The holiday season can be deadly. And yet, holiday challenges are opportunities for growth – growth in the way you manage the challenges of this season individually, and as a couple. The good news is that the growth will go with you into future challenges.
It is one thing that the diagnosis and treatment of infertility send most normal people on an emotional trip into the ionosphere. It is another when the holidays can fling couples into a different solar system altogether, given the emotional demands of forced gaiety. And then there is the sight of other people’s children.
So how can you manage ‘the twelve days of Christmas’ with more ease than you might expect?
Ask yourself if the message in this upcoming anecdote can serve you:
Recently, I received a panicked phone call from a patient who was in a frenzy. She felt a huge pressure to face the holiday season with equanimity. I invited her to sit in front of a clock that had a second-hand, and to allow herself to breathe deeply and slowly for 60 seconds. I would be quiet on my end. At the end of one minute, she reported shock at how much better she felt. She had stopped shaking and felt ready to reconnect to her inner strength and resources.
It is easy to forget that we always have a built-in palliative mechanism with us–our breath. If you can remember that at least one deep breath is always an option, it can move you from feeling overwhelmed to feeling empowered to avoid getting pulled into a sad place.

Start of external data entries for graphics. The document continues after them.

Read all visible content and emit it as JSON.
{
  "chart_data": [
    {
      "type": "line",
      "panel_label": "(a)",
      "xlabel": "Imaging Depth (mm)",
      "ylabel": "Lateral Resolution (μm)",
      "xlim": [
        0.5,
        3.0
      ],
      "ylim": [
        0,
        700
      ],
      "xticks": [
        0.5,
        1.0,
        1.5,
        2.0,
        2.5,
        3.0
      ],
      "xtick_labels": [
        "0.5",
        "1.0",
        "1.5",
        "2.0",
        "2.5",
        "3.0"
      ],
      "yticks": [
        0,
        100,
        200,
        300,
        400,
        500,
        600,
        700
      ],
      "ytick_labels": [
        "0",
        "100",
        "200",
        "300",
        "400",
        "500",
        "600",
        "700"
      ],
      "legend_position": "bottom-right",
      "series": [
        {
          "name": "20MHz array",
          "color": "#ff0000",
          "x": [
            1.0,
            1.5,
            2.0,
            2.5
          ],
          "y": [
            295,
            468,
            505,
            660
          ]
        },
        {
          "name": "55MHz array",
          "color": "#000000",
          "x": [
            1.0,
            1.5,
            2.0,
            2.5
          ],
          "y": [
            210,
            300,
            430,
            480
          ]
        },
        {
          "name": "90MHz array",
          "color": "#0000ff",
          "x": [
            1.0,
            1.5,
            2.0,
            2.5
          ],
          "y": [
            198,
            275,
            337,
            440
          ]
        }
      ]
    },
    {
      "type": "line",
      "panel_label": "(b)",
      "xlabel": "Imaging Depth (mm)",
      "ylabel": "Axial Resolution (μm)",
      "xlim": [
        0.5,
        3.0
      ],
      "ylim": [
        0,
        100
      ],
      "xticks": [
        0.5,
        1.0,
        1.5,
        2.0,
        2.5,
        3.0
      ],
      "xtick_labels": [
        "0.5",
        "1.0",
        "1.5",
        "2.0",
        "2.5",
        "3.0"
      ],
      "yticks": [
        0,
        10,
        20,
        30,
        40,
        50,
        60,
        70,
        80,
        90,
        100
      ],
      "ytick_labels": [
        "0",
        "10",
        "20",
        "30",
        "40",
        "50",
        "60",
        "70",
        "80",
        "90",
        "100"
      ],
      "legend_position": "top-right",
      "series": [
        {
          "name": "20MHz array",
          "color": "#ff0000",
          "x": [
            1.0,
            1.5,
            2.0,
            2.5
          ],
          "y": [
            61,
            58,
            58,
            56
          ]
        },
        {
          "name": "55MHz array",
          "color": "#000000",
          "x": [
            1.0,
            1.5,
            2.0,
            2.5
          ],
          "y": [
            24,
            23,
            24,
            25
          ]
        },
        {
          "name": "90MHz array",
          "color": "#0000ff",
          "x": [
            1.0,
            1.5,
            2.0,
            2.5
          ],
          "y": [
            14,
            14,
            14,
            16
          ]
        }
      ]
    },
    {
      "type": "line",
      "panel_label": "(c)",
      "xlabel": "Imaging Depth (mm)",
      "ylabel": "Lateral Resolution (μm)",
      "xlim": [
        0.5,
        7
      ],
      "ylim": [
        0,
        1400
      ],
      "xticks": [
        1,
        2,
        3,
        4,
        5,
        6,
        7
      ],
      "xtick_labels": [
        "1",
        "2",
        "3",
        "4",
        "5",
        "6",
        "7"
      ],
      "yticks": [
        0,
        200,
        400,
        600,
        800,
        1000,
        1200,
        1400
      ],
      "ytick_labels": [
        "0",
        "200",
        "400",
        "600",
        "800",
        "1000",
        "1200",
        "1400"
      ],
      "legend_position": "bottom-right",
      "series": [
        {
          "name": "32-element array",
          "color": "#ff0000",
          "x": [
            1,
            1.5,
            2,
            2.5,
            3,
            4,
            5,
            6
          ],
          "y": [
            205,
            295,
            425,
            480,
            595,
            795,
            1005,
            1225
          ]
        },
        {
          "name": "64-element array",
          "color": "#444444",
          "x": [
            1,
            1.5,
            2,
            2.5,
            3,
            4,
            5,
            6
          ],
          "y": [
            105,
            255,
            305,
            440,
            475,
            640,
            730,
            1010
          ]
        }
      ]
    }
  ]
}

At holiday times, the emotional demands of treatment, plus routine everyday concerns and expectations can leave you feeling that time is very unkind – every hour seeming like a day, every day seeming like a year. When you need Herculean strength not to succumb to the gravitational force of forced gaiety, remember to keep your sights on the fact that you will be a parent one day.
And as my former patient learned, our breath is a built-in tranquilizer.